4. Single-instance guard
How it works
On startup — before Serilog configuration and before the host is built — the application acquires a named system mutex:
Global\InspectionPrototype-<first 16 hex chars of SHA-256("%LOCALAPPDATA%\InspectionPrototype")>If the mutex is already owned by another process:
- A line is appended to
%LOCALAPPDATA%\InspectionPrototype\logs\bootstrap.log. - A MessageBox is shown: "Another instance is already running."
- The process exits with code 1.
The mutex is released and disposed in OnExit, which the OS calls on any clean process termination path.
Recovery after a hard crash (mutex stuck)

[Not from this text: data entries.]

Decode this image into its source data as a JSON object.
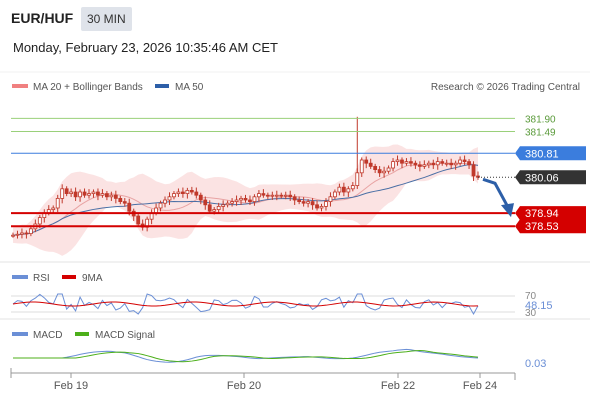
{
  "header": {
    "pair": "EUR/HUF",
    "timeframe": "30 MIN",
    "datetime": "Monday, February 23, 2026 10:35:46 AM CET"
  },
  "main_legend": {
    "ma20": "MA 20 + Bollinger Bands",
    "ma50": "MA 50",
    "credit": "Research © 2026 Trading Central"
  },
  "rsi_legend": {
    "rsi": "RSI",
    "ma9": "9MA"
  },
  "macd_legend": {
    "macd": "MACD",
    "signal": "MACD Signal"
  },
  "colors": {
    "candle": "#c0392b",
    "bollinger_fill": "#f9d7d7",
    "ma20": "#e8a3a3",
    "ma50": "#4a6fa5",
    "resistance_green": "#9ad07a",
    "line_blue": "#3b7ddd",
    "support_red": "#d40000",
    "current_label": "#333333",
    "forecast_arrow": "#2d5fa8",
    "rsi": "#6b8fd6",
    "rsi_ma": "#d40000",
    "macd": "#6b8fd6",
    "macd_signal": "#4caf1a"
  },
  "chart_data": {
    "type": "candlestick",
    "x_ticks": [
      "Feb 19",
      "Feb 20",
      "Feb 22",
      "Feb 24"
    ],
    "y_ylim": [
      377.6,
      382.6
    ],
    "levels": [
      {
        "value": 381.9,
        "label": "381.90",
        "kind": "resistance"
      },
      {
        "value": 381.49,
        "label": "381.49",
        "kind": "resistance"
      },
      {
        "value": 380.81,
        "label": "380.81",
        "kind": "pivot"
      },
      {
        "value": 380.06,
        "label": "380.06",
        "kind": "current"
      },
      {
        "value": 378.94,
        "label": "378.94",
        "kind": "support"
      },
      {
        "value": 378.53,
        "label": "378.53",
        "kind": "support"
      }
    ],
    "closes": [
      378.25,
      378.28,
      378.32,
      378.3,
      378.45,
      378.6,
      378.8,
      378.95,
      379.05,
      379.1,
      379.4,
      379.7,
      379.55,
      379.6,
      379.45,
      379.6,
      379.5,
      379.55,
      379.6,
      379.5,
      379.55,
      379.45,
      379.5,
      379.4,
      379.3,
      379.25,
      379.0,
      378.85,
      378.6,
      378.5,
      378.75,
      378.95,
      379.1,
      379.25,
      379.35,
      379.45,
      379.55,
      379.6,
      379.55,
      379.65,
      379.6,
      379.5,
      379.35,
      379.2,
      379.0,
      379.05,
      379.15,
      379.2,
      379.25,
      379.3,
      379.35,
      379.4,
      379.35,
      379.3,
      379.45,
      379.55,
      379.5,
      379.48,
      379.5,
      379.5,
      379.48,
      379.5,
      379.45,
      379.35,
      379.3,
      379.25,
      379.3,
      379.2,
      379.1,
      379.15,
      379.3,
      379.45,
      379.6,
      379.75,
      379.6,
      379.7,
      379.8,
      380.2,
      380.6,
      380.5,
      380.4,
      380.3,
      380.2,
      380.25,
      380.35,
      380.55,
      380.6,
      380.5,
      380.55,
      380.5,
      380.45,
      380.4,
      380.45,
      380.5,
      380.45,
      380.55,
      380.5,
      380.5,
      380.45,
      380.5,
      380.6,
      380.55,
      380.45,
      380.1,
      380.06
    ],
    "forecast": {
      "from": 380.06,
      "to": 378.94
    },
    "rsi": {
      "levels": [
        70,
        30
      ],
      "value_label": "48.15",
      "level_labels": [
        "70",
        "30"
      ]
    },
    "macd": {
      "value_label": "0.03"
    }
  }
}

If the application is hard-killed (power loss, taskkill /F, BSOD) the OS automatically releases all mutexes owned by the terminated process when the process handle closes. No manual cleanup is needed. If a second launch is still rejected after a hard crash, verify the first instance is truly gone:
Get-Process -Name InspectionPrototype.App -ErrorAction SilentlyContinueIf no process is found and the guard is still firing, a reboot will always clear any lingering kernel objects.
5. Note on phase-1 measurements
This observability surface (logs + crash files + metrics) exists to populate the phase-1-measurements table that tracks baseline system health before introducing specialized pipeline modules. The counters listed above are the minimum required by the acceptance criteria in SLICE-006; future phases will extend the InspectionPrototype meter with additional instruments as new subsystems are introduced.
For the procedure to capture a measurement row (tooling, scenario scripts, CSV extraction, where results get committed) see the capturing measurements runbook. The populated measurements live in docs/reviews/phase-1-measurements.md.
Refer to docs/implementation/ROADMAP.md for the planned expansion schedule.